The Greatest Gift of All

OMG, you guys! Let’s talk about the legendary William Shakespeare, like, seriously, major respect for this literary icon. He was like the ultimate trendsetter of his time, making those classic plays hotter than a runway show. It’s, like, crazy how his work is still relevant today, like a timeless fashion piece. Bow down to the Bard, you guys! #Shakespeare #LiteraryIcon #OGWordsmith

Before you look up from your screen and ask, “Has Philippa lost her brain across the Pacific?,” I’d ask my own question: what if those words came from Kim Kardashian, one of the goddesses recently created in the absence of convenient kings? Well, they do come from her – almost! I went to ChatGPT and asked for “a paragraph on Shakespeare in the style of Kim Kardashian.” In the AI-created voice of KK, context aligns with the language, and a reader could even be charmed by such 21st-Century homage paid to a 400 year-old man with a ruff and a codpiece rather than an Armani blazer.

Speaking of which, I’ve often written about the 16th and 17th centuries as a time when “clothes made the man,” meaning that the more effort a person put into matching their clothing and decorum with inherited station, the more “true” they were to themselves. Shakespeare’s was not a society where you dug to find a self that was assumed to be deeper and more profound than your outward deportment or demeanor: it was one in which a self was most successful when outside and inside were perfectly aligned.

But Shakespeare’s plays get their very juice and vibrancy from disharmony: his protagonists, in finding themselves alien to the very communities that have produced them, invite interpretive attention and intrigue. I’m struck by the recent screen works whose worlds draw from a similar disharmony. The Father won Anthony Hopkins an Academy Award in 2021. It shows an old man struggling to control his life and identity and to fight against loneliness and death. The shadow of Lear is filled out and complicated by ingenious details like the presence of Cordelia in both of “the Father’s” daughters, living (Anne) and dead (Lucy). Anne’s decision to move with a partner to France upends her father’s plans for his own aged denouement. King Lear makes use of the heath and the storm to provide language for feeling, and The Father draws on King Lear to expand its own emotional world. Hopkins’ movie offers a stunning representation of loss. We make the discovery – too late for the Father himself to understand – that while ego without power may be ridiculous, it is still so human and so very vulnerable. And it’s all-consuming. Anne has to go to France to have any chance at a life for herself, and we’re left with the frail old man, awash in abandonment, imagining a reunion and crying for his “mummy.”

Shakespeare’s silhouette can also be detected in the blockbuster, Succession, which cleverly centers the Lear-figure (in this show, tycoon Logan Roy), while shifting the emotional focus to his three grown children, whom he pits against each other to compete for inheritance of his empire. Logan Roy never actually gives up his power, and so he never experiences the kind of undefended nakedness that propels Lear onto his wretched journey on the heath. Bloody-mindedly resolute, Roy dangles the golden egg in front of his children, whose inheritance of blind privilege renders each uniquely incapable of grasping it.

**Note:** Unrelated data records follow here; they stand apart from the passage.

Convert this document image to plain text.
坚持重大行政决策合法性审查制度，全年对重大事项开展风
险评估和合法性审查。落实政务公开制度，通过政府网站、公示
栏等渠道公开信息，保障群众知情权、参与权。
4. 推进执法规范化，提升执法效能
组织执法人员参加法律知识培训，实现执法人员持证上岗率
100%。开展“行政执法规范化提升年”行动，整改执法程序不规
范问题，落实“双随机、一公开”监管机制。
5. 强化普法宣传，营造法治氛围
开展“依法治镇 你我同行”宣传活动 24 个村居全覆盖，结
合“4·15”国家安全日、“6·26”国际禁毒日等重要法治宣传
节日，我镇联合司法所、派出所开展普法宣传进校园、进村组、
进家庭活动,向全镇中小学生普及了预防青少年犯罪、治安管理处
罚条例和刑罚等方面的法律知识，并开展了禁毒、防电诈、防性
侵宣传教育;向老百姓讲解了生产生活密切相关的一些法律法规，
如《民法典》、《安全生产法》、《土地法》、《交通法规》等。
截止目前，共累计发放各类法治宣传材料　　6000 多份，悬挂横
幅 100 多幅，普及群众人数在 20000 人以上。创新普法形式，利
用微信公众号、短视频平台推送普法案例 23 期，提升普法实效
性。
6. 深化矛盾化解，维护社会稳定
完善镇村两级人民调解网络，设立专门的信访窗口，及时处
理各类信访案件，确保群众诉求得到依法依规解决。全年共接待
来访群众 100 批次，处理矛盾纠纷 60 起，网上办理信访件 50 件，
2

Then there’s the recent period drama, Bridgerton, featuring the intricacies of high society and the pressures it exerts on people to conform. Bridgerton plays with the central dynamic of The Taming of the Shrew by having older sister Kate Sharma holding the reins for her sister’s fate. Kate doesn’t trust Anthony Bridgerton when he starts courting her younger sister Edwina, who’s been nicknamed the “diamond of the season.” Anthony can’t marry Edwina without Kate’s approval, and in proving herself stubborn and willful, Kate also wins attention (and more) from Anthony. The lens of Shrew, held up to Bridgerton, illuminates themes of isolation, abandonment and social misunderstanding that speak across centuries in ironic and reverberative ways.

So what do these cross-century, cross-society parallels amount to? Human beings, over four centuries later, still breathe, have appetites, feel love, hatred, loss. In our current days of societally-anointed royalty, Kim Kardashian may undergo extensive cosmetic procedures; and in the days of Elizabeth I, monarch of England for half of Shakespeare’s writing career, great care was taken to use every cosmetic procedure then available, most prominently red wigs, and the lead-based makeup used to paint the face before any exposure to the public. (The only time in which Elizabeth I ever showed her naked face and hair was when she walked in her private garden in her nightgown before breakfast). I don’t think it’s particularly useful or revelatory to make point-for-point comparisons between the disparate times: but rather we might notice that for our brief time on earth, history offers us mirrors by which to see, in our reflections, the whole panoply of those who, like us, yearned; served the ambitions of selves and others; might have felt so momentarily desperate that they’d willingly exchange a whole kingdom “for a horse.” And when all is said and done, love and redemption teach us that in the chance to start anew – even as Lear himself does at “four score years and upward” –  life is not necessarily about ends, but about beginnings. And beginnings are not nothing. They are everything.